Watch Jennifer Grace Miller’s Argument Before the Supreme Judicial Court
On December 5, 2022, Jennifer Grace Miller represented the Episcopal Diocese of Massachusetts before the Massachusetts Supreme Judicial Court (SJC) in the matter of Church of the Holy Spirit of Wayland vs. Marilyn J. Heinrich.
The case involves an Episcopal parish church in Wayland, MA which closed due to dwindling membership. On the church property was a “churchyard’” where cremated remains of former parishioners could be interred. Because the parish church was being closed and the property sold, the Episcopal Diocese sought to re-locate the “cremains” to churchyards in neighboring Episcopal parishes, or a space reserved for Holy Spirit parishioners in the local cemetery, or a place of the surviving family’s choosing. Almost all the families gave permission to move their ancestors’ cremains, but a few families objected. Edward Notis-McConarty and Donna Mizrahi filed an action on behalf of the parish and the Episcopal Diocese, seeking a declaration that the church was authorized to re-locate the cremains left in the churchyard. The trial court confirmed the right to move the cremains, but the Appeals Court reversed.
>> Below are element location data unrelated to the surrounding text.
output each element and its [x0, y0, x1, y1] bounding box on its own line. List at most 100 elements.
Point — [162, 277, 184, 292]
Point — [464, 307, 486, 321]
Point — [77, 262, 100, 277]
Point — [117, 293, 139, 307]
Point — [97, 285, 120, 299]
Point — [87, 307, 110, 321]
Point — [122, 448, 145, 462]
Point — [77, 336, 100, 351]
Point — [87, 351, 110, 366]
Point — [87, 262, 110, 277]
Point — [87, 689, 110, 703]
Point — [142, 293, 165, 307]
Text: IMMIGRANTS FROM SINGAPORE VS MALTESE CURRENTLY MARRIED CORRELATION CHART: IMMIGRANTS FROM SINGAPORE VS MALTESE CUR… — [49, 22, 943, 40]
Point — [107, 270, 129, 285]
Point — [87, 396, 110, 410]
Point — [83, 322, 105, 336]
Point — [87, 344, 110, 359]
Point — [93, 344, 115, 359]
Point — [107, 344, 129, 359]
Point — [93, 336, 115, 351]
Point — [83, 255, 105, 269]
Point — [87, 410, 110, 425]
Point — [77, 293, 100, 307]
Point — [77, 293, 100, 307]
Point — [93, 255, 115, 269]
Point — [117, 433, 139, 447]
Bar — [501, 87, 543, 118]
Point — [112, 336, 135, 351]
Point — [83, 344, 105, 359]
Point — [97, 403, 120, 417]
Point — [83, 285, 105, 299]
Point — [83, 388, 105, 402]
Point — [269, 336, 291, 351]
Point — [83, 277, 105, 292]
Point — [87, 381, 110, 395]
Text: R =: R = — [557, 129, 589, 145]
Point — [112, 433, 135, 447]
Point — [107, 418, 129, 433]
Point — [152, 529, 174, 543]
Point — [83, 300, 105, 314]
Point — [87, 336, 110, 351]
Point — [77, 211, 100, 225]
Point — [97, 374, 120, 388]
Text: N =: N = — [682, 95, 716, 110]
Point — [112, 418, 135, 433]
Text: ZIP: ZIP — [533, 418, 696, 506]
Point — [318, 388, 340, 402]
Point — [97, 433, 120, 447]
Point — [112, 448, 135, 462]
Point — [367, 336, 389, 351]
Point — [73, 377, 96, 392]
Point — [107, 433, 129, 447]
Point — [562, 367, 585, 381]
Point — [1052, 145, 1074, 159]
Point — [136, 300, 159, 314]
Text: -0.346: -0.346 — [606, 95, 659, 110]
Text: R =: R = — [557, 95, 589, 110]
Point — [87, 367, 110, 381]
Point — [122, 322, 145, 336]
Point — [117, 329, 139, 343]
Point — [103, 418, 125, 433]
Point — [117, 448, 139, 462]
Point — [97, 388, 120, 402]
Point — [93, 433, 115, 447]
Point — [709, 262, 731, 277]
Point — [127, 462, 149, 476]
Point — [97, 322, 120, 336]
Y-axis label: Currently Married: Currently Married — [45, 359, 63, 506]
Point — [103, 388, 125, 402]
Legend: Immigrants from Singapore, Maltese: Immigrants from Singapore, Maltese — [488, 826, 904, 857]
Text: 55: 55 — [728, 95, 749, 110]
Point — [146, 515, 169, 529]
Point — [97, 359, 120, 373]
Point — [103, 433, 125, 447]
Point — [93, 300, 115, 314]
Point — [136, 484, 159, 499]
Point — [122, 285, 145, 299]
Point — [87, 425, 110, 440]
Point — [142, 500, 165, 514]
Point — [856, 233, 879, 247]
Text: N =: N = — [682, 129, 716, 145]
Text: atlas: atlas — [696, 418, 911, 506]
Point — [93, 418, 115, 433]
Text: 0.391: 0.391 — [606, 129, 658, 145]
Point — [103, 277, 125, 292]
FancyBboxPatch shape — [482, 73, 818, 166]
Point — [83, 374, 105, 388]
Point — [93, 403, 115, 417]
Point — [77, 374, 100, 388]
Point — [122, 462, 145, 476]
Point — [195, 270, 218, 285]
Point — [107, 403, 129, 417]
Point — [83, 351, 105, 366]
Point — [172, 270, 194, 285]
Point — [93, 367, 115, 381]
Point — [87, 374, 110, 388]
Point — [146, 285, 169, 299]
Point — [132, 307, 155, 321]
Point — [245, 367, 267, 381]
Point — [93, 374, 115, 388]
Hemenway & Barnes argued on behalf of the Episcopal Diocese that the Appeals Court erred by recognizing a new common law right of perpetual internment for cremains in a former churchyard, which compromised the Diocese’s ecclesiastical authority by requiring the Diocese to perpetually maintain a former churchyard. Compounding that error, the churchyard is now owned by a church of a different denomination, one that does not believe in cremation.
Hemenway & Barnes team included: Jennifer Grace Miller, Patrick Moore, Dylan O’Sullivan, Edward Notis-McConarty and Donna Mizrahi.